Link: http://taotwits-too-big-to-tweet.blogspot.com/2013/03/m2m-weapon-on-war-on-carbon-emissions.html
Synopsis:
The estimated environmental impact on the four key industries that M2M promises to disrupt:
- Energy: Savings of more than 2 Gt of carbon dioxide (CO2) emission, via smart meters and demand-response applications
- Transportation: Reductions of close to 1.9 Gt of CO2, through route optimization of planes, trains, trucks and ships.
- Built Environment: CO2 emissions cuts of 1.6 Gt, related to energy efficiency of heating, ventilation and air conditioning (HVAC) systems, lighting, appliances and security systems.
- Agriculture: Savings of about 1.6 Gt of CO2, through M2M-enabled forestry management, harvesting, fertilizer applications and water use.

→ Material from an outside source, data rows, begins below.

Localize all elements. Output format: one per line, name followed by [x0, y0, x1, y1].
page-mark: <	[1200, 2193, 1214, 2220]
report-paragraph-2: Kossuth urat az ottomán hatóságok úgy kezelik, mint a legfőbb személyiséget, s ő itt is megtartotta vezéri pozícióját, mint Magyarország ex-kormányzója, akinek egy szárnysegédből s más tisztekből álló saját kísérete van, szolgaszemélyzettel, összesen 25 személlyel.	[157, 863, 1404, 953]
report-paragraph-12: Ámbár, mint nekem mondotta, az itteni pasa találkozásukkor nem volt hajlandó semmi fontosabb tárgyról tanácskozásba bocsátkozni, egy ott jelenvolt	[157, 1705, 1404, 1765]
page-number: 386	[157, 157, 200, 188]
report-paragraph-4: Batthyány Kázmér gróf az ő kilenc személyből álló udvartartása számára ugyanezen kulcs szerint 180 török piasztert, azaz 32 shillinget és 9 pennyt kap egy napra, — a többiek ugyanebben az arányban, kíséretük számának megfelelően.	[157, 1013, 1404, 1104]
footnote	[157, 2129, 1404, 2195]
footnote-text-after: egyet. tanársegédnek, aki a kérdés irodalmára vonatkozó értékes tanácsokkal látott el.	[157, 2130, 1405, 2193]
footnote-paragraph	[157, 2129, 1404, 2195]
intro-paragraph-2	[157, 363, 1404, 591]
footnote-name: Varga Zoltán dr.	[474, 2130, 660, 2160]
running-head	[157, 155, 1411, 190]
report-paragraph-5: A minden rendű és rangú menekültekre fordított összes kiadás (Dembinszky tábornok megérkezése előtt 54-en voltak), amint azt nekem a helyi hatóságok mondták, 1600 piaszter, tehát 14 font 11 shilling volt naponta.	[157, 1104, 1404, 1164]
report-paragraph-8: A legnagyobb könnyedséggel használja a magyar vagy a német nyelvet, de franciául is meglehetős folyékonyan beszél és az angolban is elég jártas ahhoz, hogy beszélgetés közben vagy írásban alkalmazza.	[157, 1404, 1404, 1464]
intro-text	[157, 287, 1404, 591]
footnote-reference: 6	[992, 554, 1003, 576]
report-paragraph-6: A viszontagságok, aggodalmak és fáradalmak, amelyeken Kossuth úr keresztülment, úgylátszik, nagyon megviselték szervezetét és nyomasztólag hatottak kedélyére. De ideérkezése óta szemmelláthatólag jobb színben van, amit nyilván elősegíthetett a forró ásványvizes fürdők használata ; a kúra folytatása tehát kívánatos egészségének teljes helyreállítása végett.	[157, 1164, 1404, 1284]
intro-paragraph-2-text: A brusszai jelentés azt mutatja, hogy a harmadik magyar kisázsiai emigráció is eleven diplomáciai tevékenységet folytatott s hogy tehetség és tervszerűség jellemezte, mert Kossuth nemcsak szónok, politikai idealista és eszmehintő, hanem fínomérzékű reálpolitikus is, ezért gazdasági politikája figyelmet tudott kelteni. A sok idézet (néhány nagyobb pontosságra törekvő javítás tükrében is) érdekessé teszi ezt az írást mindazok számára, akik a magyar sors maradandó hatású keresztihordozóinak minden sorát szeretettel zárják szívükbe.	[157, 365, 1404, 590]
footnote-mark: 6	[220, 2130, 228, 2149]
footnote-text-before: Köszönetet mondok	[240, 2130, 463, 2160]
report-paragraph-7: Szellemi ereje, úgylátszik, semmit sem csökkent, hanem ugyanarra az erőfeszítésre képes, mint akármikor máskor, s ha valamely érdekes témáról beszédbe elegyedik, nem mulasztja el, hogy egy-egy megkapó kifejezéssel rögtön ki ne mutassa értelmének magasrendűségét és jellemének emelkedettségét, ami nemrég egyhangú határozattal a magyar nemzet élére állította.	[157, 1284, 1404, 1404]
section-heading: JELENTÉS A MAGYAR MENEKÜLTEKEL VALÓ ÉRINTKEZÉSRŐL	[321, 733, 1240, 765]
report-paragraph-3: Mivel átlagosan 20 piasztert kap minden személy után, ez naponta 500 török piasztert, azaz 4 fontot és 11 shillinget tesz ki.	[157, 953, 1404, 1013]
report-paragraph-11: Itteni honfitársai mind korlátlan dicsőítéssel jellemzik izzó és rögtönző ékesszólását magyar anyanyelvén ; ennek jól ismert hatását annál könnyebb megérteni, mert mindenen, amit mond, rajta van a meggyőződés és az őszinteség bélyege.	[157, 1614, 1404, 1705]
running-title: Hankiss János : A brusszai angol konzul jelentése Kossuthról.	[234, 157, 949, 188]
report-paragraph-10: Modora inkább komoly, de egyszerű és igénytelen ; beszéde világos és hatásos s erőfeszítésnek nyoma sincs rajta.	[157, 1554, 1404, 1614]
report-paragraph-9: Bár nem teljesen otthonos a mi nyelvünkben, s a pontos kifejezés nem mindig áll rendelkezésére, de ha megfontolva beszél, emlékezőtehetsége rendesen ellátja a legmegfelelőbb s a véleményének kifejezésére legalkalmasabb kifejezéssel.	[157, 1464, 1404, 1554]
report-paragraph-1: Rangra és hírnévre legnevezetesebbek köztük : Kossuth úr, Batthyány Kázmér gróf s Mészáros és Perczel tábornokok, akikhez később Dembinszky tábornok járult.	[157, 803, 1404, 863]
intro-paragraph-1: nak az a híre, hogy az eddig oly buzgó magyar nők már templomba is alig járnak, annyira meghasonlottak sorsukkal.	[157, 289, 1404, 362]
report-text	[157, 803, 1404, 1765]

What’s holding things back?
Five barriers that could make it tough to scale M2M technologies:
Five barriers that could make it tough to scale M2M technologies:
- The reliance of mobile network operators on other M2M players to bring end-to-end solutions to market
- Lack of universal standards that govern components, data exchange and applications development
- Limited metrics on the return on investment offered by M2M applications
- Lack of strong marketing angles for “selling” M2M technologies, due primarily to limited performance data
- Long sales cycles and payback periods for M2M technology deployments
My thoughts: I would add a 2(a) to the list of barriers – competition for market dominance between: network operators, cloud service providers, industrial equipment manufactures, consumer technology manufactures and old-school IT S/W vendors, combined with, the likely inertia of existing vertical industry standards groups, will make agreement on universal standards extremely difficult. We should expect to live in a multi-standards world for many years to come – this, however, will provide an opportunity for savvy Sensing-as-a-Service providers to offer seamless interoperability.